El divorcio argentino es incausado desde 2015: no se prueban culpas, no se invocan motivos, y basta la voluntad de uno solo de los cónyuges. Lo que exige trabajo profesional no es el divorcio: son sus efectos.
Paso 1: la petición y la propuesta
La petición (unilateral o conjunta) debe acompañar una propuesta reguladora de los efectos: atribución de la vivienda, distribución de bienes, alimentos, y todo lo relativo a los hijos (art. 438 CCyC). Sin propuesta, la petición no avanza.
Paso 2: el traslado
El otro cónyuge puede adherir, formular su propia propuesta o guardar silencio. Importante: no puede oponerse al divorcio en sí. Las diferencias sobre los efectos no suspenden el dictado de la sentencia.
Paso 3: sentencia y efectos
El juez dicta el divorcio y homologa los acuerdos alcanzados. Los desacuerdos tramitan por vía incidental separada: compensación económica, atribución de vivienda, cuidado de los hijos, división de bienes.

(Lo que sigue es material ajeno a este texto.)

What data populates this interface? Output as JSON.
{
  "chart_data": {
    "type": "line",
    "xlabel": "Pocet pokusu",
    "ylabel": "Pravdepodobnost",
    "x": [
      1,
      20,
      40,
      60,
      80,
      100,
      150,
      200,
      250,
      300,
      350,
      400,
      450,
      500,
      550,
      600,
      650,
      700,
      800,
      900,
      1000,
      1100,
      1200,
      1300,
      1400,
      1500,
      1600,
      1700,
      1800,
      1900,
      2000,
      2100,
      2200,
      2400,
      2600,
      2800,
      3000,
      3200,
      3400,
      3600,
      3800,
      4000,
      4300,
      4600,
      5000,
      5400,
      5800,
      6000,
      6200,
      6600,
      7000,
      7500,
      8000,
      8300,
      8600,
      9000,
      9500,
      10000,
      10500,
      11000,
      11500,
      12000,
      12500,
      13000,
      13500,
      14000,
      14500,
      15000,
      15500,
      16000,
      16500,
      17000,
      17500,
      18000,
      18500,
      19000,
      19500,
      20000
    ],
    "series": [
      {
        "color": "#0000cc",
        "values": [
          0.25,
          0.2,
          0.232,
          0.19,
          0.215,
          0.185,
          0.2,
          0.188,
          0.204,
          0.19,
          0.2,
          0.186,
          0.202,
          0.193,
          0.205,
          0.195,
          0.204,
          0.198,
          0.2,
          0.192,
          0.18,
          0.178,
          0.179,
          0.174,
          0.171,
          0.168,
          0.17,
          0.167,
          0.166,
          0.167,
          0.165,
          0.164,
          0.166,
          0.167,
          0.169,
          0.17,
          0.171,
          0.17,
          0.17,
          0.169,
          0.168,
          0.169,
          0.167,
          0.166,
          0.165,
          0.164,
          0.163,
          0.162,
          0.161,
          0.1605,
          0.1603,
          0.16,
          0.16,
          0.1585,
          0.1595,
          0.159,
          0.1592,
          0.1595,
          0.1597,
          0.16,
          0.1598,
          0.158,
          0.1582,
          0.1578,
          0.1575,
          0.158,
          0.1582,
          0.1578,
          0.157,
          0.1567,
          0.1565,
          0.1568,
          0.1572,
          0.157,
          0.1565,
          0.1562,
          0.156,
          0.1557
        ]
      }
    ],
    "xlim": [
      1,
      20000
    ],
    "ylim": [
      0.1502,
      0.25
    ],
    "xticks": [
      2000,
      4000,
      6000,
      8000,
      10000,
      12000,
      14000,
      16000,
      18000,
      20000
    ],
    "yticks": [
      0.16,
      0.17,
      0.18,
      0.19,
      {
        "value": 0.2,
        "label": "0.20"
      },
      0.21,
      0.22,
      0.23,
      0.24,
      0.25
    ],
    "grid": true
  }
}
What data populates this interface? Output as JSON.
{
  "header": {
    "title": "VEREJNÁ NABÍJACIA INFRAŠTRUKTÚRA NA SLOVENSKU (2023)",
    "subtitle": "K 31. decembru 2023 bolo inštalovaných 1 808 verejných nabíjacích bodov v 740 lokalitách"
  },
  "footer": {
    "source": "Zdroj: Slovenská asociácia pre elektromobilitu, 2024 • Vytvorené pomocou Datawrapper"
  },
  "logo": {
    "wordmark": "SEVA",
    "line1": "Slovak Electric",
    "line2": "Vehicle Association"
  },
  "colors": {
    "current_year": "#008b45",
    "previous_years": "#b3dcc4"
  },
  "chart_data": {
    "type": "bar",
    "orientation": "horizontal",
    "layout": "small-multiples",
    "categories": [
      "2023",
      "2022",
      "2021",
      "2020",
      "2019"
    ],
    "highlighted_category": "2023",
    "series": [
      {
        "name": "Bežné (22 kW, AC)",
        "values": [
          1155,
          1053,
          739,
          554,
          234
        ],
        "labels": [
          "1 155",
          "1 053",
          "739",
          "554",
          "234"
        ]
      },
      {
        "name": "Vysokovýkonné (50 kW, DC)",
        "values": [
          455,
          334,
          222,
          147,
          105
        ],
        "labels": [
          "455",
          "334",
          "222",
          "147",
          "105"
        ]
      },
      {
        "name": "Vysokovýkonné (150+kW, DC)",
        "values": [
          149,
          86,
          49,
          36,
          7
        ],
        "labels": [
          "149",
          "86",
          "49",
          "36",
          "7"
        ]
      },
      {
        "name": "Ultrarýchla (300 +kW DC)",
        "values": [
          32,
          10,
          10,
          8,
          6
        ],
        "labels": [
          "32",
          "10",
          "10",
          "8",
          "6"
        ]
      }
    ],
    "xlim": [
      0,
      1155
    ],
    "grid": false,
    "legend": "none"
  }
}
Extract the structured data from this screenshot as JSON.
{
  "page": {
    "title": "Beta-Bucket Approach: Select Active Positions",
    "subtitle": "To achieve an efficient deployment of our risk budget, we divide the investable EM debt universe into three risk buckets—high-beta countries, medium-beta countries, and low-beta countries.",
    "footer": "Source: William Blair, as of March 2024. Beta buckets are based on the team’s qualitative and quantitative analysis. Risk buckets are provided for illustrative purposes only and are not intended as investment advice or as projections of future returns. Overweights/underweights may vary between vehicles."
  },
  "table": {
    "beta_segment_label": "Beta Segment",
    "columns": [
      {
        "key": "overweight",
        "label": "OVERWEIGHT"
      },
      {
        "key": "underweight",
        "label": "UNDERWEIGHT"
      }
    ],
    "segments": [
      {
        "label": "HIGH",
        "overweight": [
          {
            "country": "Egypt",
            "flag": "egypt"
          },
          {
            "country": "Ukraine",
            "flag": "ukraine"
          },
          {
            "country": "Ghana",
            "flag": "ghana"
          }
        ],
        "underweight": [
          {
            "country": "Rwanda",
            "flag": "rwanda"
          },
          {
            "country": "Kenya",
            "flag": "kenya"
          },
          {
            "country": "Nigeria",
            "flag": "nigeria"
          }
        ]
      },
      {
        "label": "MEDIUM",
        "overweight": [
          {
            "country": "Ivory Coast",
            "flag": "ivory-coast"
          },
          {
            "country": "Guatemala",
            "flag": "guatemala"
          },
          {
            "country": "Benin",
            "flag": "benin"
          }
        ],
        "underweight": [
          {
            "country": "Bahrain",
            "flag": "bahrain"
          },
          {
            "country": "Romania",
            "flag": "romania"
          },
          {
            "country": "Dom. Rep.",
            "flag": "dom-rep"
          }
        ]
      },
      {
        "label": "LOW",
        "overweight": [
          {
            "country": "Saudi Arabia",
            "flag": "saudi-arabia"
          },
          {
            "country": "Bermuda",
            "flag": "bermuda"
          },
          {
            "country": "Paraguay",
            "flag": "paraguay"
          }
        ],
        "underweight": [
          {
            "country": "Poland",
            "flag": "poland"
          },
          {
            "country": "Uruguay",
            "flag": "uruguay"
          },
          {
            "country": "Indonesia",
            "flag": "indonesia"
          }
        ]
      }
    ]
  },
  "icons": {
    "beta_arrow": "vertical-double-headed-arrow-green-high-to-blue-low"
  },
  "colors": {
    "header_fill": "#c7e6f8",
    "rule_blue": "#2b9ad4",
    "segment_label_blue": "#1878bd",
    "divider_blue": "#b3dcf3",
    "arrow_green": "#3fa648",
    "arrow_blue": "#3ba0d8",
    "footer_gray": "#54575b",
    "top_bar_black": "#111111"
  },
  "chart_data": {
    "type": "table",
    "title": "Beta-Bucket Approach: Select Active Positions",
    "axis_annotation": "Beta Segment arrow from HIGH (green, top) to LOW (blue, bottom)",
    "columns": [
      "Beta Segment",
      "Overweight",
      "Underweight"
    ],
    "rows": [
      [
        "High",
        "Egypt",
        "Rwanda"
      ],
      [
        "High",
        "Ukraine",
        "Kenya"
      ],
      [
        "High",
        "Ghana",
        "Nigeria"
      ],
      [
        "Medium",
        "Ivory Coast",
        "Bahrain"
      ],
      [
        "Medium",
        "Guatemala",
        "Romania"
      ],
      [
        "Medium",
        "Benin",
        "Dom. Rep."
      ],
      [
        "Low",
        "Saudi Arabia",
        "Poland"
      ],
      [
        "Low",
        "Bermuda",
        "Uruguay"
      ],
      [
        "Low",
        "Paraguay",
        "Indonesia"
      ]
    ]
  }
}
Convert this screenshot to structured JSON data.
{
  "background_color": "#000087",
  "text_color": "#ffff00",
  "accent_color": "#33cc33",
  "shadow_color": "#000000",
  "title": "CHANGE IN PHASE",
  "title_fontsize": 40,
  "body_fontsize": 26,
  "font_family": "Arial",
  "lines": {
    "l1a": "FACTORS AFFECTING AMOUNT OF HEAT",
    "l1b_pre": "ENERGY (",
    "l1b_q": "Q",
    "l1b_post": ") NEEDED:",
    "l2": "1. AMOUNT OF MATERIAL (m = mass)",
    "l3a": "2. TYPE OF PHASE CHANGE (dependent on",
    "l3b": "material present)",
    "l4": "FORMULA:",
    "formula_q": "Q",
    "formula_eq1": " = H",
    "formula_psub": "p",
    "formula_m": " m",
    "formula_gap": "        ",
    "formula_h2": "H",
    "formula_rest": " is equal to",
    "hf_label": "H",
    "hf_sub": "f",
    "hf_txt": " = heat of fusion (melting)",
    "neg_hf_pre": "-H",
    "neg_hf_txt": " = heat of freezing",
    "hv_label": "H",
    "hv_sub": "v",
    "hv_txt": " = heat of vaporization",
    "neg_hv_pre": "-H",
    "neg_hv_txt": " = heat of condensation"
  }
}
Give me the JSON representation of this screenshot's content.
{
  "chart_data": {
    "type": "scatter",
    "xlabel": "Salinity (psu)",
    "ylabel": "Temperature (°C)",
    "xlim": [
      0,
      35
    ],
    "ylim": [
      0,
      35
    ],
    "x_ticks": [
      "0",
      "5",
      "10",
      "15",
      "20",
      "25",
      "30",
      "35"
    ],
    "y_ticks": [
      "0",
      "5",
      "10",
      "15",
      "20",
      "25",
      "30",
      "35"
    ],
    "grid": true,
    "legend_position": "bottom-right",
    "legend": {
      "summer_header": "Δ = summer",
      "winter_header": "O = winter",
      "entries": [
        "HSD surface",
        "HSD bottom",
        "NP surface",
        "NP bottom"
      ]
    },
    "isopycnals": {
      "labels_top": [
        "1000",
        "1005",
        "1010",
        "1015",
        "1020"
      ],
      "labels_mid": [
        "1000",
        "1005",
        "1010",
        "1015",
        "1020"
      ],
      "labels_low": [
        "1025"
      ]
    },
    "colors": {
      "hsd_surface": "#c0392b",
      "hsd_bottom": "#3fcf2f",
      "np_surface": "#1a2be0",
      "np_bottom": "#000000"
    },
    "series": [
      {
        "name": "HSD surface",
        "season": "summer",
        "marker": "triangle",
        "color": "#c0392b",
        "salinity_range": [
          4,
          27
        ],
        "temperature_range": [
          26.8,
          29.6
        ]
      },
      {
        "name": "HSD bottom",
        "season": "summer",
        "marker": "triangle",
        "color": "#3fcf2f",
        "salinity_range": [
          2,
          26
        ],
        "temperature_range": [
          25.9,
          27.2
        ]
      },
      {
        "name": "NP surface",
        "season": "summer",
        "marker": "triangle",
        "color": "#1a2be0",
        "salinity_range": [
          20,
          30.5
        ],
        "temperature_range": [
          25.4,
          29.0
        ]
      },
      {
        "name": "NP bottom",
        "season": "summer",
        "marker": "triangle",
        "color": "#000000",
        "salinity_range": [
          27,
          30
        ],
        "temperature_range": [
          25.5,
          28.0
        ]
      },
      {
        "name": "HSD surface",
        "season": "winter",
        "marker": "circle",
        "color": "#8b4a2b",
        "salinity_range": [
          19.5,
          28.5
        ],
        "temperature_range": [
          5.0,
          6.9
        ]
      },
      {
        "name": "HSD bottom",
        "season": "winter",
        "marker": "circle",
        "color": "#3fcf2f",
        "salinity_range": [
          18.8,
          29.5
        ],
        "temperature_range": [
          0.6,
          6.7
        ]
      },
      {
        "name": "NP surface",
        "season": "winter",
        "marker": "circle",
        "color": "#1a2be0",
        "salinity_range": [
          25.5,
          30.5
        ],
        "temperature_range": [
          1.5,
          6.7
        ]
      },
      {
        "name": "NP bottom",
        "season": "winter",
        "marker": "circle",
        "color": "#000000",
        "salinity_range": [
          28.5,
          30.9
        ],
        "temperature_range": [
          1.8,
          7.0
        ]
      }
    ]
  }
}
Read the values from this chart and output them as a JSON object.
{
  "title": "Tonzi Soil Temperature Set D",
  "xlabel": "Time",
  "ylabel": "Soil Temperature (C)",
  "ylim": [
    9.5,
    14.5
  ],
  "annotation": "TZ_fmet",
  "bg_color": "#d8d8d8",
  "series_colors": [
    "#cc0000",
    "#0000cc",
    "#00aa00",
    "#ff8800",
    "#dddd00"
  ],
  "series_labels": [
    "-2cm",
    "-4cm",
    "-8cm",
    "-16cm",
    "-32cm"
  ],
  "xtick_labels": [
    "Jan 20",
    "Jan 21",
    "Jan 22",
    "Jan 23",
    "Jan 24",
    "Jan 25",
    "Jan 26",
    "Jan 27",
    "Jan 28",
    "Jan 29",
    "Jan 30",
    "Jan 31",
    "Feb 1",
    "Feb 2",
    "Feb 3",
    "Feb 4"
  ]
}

Los plazos que no perdonan
La compensación económica caduca a los 6 meses de la sentencia de divorcio (art. 442 CCyC). Quien sufrió el desequilibrio económico del matrimonio y deja pasar ese plazo pierde el derecho: es el error más costoso de los divorcios mal asesorados.
Un divorcio con acuerdos completos y bien redactados es rápido y definitivo. Uno improvisado se litiga por años en incidentes. La diferencia es la preparación.